Le traitement, la conservation et la présentation à la cour des éléments de preuves doivent être faits, soutient M. Veilleux, par des agents de la paix. Il rappelle que les policiers sont des spécialistes de ces recherches. 

«Incluant les recherches dans le dossier de Cédrika Provencher, où on est carrément dans un secteur de scène de crime», précise-t-il. «Les policiers qui ont travaillé sur cette scène de crime, ce n'était pas juste de la recherche en marchant et en se promenant, ils sont allés au pic et à la pelle pouce par pouce dans un terrain gelé. Les gens sont sortis de là épuisés. Et c'était tout en leur honneur.»

Ces recherches qui se sont déroulées en décembre 2015 et qui auront coûté 982 900 $, selon les informations diffusées par Radio-Canada, n'avaient «rien d'ordinaire», martèle Pierre Veilleux. 

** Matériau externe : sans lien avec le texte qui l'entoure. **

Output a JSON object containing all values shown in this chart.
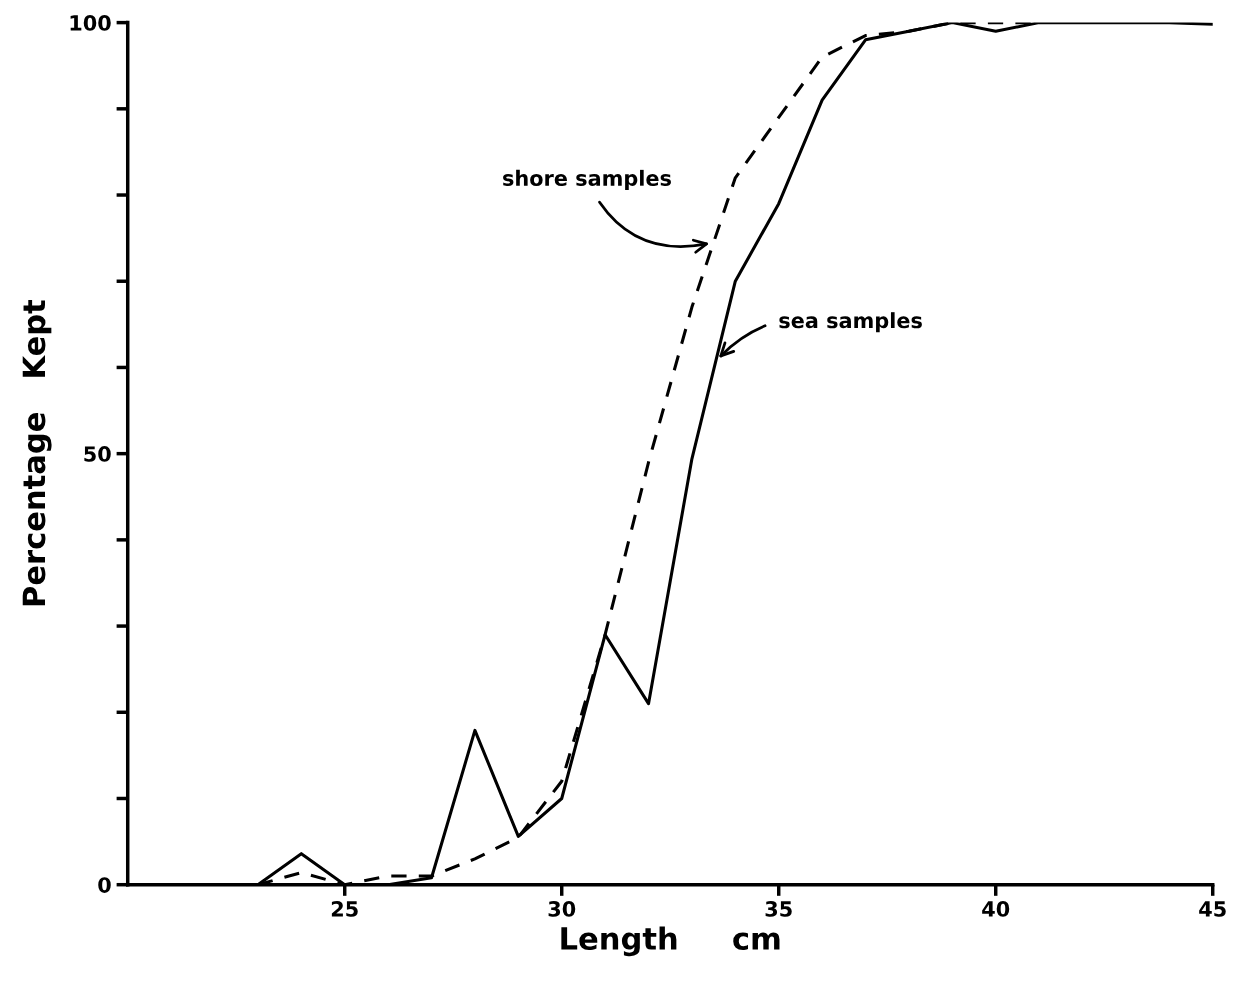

«De rechercher une personne disparue, soit un enfant, une personne qui souffre de la maladie d'Alzheimer ou un chasseur qui est perdu en forêt, c'est une chose. Mais de travailler sur une scène de crime, j'insiste pour dire que ça prend des policiers», ajoute le président de l'APPPQ.

Cela dit, Pierre Veilleux reconnaît que les bénévoles formés en recherche et sauvetage sont très utiles lorsque les policiers recherchent des personnes disparues, comme des chasseurs perdus en forêt. 

«Il y a souvent des bénévoles qui se sont joints aux policiers lorsqu'arrive ce type de situation. Tous les bénévoles sont alors mis à profit pour retrouver une personne qui techniquement est encore en vie. Ce qui est important, c'est de le faire le plus rapidement possible pour la retrouver en vie», estime-t-il. «À partir du moment où on est sur une scène comme celle de Cédrika où on a trouvé le crâne, il n'y a plus personne à trouver vivant. C'est une scène de crime pure.»

Pierre Veilleux ajoute que les recherches sur une scène de crime ne sont pas une chasse gardée de la police, comme le prétend le sénateur qui est aussi le fondateur de l'Association des familles des personnes assassinées ou disparues (AFPAD). 

«Ce n'est pas une chasse gardée, c'est le système qui est fait comme ça. Et de prétendre que c'est pour avoir de meilleurs salaires, franchement, c'est complètement gratuit», dénonce le président de l'APPPQ en avouant que les propos du sénateur Pierre-Hugues Boisvenu ont vivement fait réagir plusieurs policiers. «Je n'oserai pas commenter combien peut coûter un sénateur ou ses allocations de dépenses. Nous aimerions bien ça qu'il s'abstienne à l'avenir de commenter tout ce qui est le volet salarial des policiers.»